Turbulence ahead

A compelling performance by Denzel Washington as a heroic but troubled pilot

Ready to crash.

Ready to crash.

Flight
Starring Denzel Washington, Nadine Velazquez and Don Cheadle. Directed by Robert Zemeckis. Cinemark 14, Rated R.
Rated 4.0

In the new movie by Robert Zemeckis (Back to the Future, Forest Gump, etc.), Whip Whitaker (Denzel Washington) is, in his own words, “flying.” And it’s apparent early on that he’s right about that in more ways than one: He’s an airline pilot of unusual gifts, and he’s a spectacularly reckless consumer of drugs and alcohol as well.

Whitaker practices both kinds of flying more or less interchangeably, and in the course of Flight, a heroic exploit that is also a lethal misadventure forces him, eventually, to face up to the full consequences of who and what he has become.

Skillfully scripted by John Gatins, Flight is a rousing, pungent character study, with a fine, nuanced performance from a smoldering Washington. And while it is not the action/disaster epic that its preview trailers might seem to suggest, it does ride a long way on the energy of its flawed, semi-tragic protagonist’s daring and swagger.

In moving from the brilliantly staged crash-landing episode near the beginning to Whitaker’s scaled-down days of legal, moral and emotional reckoning near the end, the film is in a sense following a path of diminishing dramatic returns.

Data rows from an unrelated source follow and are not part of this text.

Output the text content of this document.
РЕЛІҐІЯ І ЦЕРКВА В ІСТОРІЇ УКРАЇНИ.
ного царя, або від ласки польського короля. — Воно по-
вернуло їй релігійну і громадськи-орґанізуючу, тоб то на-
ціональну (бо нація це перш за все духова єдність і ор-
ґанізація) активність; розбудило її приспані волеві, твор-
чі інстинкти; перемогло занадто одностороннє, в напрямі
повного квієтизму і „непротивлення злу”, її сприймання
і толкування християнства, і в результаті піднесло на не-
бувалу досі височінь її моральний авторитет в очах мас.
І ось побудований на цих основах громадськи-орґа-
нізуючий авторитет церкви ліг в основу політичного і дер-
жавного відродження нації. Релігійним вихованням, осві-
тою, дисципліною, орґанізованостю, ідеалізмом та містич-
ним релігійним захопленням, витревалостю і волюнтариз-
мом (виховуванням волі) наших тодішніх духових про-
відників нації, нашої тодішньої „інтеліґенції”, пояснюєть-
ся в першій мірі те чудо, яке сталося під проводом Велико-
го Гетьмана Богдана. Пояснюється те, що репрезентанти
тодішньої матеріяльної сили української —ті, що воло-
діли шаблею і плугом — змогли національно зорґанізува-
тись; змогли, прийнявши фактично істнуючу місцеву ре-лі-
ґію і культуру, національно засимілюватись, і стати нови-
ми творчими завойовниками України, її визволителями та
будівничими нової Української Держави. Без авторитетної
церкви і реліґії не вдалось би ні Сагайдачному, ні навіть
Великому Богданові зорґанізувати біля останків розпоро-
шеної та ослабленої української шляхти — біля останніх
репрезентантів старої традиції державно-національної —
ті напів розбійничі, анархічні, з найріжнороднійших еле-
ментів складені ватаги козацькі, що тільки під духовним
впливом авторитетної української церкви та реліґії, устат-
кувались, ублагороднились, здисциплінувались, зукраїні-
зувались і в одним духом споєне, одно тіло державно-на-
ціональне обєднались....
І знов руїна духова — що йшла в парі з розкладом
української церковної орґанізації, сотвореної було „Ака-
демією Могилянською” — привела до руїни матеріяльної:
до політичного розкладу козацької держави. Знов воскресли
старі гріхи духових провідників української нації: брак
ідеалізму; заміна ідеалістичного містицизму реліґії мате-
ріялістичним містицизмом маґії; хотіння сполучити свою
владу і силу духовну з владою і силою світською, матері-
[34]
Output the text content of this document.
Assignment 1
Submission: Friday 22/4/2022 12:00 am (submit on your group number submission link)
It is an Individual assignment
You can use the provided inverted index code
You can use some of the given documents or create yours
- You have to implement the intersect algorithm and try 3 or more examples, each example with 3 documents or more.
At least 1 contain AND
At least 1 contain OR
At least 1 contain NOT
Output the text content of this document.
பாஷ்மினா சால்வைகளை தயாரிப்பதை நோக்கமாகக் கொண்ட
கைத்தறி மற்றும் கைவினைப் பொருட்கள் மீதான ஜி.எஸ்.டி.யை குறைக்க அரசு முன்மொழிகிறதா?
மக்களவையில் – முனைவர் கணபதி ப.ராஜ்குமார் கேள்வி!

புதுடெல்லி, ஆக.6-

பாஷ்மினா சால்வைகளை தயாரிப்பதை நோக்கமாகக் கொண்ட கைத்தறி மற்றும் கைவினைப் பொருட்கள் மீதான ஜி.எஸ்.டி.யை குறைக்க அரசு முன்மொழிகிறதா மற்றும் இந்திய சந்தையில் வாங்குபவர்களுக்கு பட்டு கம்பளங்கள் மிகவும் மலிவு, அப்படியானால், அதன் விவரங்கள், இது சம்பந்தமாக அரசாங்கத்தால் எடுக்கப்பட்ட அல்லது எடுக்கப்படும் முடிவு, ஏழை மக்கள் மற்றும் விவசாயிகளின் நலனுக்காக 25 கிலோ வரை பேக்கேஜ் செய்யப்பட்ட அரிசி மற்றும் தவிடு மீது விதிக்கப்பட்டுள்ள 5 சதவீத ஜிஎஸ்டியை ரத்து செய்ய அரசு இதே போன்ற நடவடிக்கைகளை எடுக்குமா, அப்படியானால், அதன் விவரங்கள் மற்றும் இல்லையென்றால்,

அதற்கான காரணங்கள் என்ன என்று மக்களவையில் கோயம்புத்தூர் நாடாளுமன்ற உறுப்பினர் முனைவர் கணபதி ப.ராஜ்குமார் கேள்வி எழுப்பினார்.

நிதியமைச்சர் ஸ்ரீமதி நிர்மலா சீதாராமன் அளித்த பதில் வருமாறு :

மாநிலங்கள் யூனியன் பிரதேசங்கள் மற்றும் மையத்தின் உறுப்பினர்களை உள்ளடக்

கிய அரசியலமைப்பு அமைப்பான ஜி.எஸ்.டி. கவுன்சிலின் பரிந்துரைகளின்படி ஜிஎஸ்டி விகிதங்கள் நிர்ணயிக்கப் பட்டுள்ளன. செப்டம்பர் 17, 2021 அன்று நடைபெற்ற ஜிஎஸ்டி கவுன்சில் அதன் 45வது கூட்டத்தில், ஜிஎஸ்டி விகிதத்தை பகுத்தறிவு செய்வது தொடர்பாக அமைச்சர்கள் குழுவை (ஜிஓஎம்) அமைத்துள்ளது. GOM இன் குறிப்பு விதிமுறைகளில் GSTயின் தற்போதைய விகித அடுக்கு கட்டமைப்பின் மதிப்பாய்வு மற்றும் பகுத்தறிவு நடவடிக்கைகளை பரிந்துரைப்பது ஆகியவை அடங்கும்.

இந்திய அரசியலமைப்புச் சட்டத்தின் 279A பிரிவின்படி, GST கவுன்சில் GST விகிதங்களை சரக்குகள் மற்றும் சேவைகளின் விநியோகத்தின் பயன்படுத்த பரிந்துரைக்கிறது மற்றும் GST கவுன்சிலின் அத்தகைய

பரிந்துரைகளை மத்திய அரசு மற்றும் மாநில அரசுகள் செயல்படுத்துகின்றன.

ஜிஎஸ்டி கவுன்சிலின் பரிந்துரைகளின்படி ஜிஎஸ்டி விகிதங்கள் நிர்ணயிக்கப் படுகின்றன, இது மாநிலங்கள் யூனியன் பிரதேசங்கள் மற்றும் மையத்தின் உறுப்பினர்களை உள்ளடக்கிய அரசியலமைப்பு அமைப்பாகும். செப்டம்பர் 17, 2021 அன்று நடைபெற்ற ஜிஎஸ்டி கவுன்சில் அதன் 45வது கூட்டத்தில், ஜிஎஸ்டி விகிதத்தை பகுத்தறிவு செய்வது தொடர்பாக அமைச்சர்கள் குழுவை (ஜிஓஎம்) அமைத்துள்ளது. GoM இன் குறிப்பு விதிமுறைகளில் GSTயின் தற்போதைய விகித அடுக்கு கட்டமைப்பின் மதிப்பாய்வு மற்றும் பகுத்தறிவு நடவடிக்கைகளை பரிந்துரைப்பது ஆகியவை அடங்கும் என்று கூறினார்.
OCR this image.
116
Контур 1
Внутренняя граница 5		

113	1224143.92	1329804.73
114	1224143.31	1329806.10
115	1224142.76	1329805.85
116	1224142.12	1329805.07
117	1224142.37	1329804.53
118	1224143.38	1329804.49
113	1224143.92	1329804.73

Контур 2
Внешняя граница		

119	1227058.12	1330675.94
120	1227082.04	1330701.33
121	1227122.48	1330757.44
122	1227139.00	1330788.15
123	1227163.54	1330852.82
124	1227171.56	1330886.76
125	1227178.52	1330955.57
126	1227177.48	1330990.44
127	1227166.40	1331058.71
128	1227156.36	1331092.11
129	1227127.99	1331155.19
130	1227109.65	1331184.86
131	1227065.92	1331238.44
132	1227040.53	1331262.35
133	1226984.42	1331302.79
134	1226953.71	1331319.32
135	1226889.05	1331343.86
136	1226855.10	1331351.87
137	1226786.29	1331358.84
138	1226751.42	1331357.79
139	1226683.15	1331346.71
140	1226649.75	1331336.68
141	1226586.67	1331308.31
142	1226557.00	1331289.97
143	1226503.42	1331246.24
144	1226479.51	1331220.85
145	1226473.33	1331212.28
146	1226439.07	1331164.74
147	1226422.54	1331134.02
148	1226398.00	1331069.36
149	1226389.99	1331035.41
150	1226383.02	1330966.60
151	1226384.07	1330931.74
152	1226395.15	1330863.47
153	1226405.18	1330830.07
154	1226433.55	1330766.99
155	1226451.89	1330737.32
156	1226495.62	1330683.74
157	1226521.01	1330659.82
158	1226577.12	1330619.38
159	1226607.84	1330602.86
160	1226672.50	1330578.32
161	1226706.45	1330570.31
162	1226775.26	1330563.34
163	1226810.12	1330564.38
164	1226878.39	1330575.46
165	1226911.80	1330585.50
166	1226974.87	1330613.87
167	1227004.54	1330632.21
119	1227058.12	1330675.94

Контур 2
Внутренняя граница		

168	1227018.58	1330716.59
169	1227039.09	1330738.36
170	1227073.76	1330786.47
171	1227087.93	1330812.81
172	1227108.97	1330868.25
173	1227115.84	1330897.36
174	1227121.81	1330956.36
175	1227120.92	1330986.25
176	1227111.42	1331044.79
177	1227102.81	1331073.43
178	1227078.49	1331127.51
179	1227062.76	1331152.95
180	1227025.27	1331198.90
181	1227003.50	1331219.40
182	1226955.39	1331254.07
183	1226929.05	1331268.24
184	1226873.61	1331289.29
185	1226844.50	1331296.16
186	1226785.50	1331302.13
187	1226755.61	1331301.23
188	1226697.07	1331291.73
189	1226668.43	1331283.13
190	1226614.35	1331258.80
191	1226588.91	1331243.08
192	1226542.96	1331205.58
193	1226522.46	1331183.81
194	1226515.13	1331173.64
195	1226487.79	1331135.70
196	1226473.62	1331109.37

But one of the great pleasures of Flight comes of Zemeckis and Gatins having generated a fascinating set of secondary characters and stories that both broaden and heighten the dramas, public as well as personal, of Whip Whitaker.

The film starts with Whitaker and a sexy flight attendant named Katerina (Nadine Velazquez) arising from a night of sex and drugs a scant two hours before they are due to take a planeload of passengers from Orlando to Atlanta in stormy weather. Whitaker has a long-standing attachment to another attendant on the flight, a single mom named Margaret (Tamara Tunie), and he’s sharing the cockpit for the first time with co-pilot Ken Evans (Brian Geraghty).

Whitaker’s ex-wife (Garcelle Beauvais) is heard from in the opening scene but not actually seen until much later, when Whitaker tries to reconnect with his estranged teenage son (an excellent Justin Martin). Other family background emerges via the Georgia farm where Whitaker hides out after the crash. It’s been passed down from his grandfather, and his late father’s Cessna 172 is still housed in a hangar on the property.

Kelly Reilly is very good as Nicole, a red-headed drug addict with whom Whitaker has a stormy post-crash romance. John Goodman is at his rowdy best as Harling Mays, an ebullient drug-meister who makes house calls even while Whitaker is hospitalized or facing indictment.

And three other striking characters appear during the legal finagling part of the story: Bruce Greenwood as an old Whitaker comrade who now heads up the pilots’ union, Don Cheadle as a Chicago lawyer who specializes in defusing malpractice cases, and Melissa Leo as the lead investigator for the National Transportation Safety Board.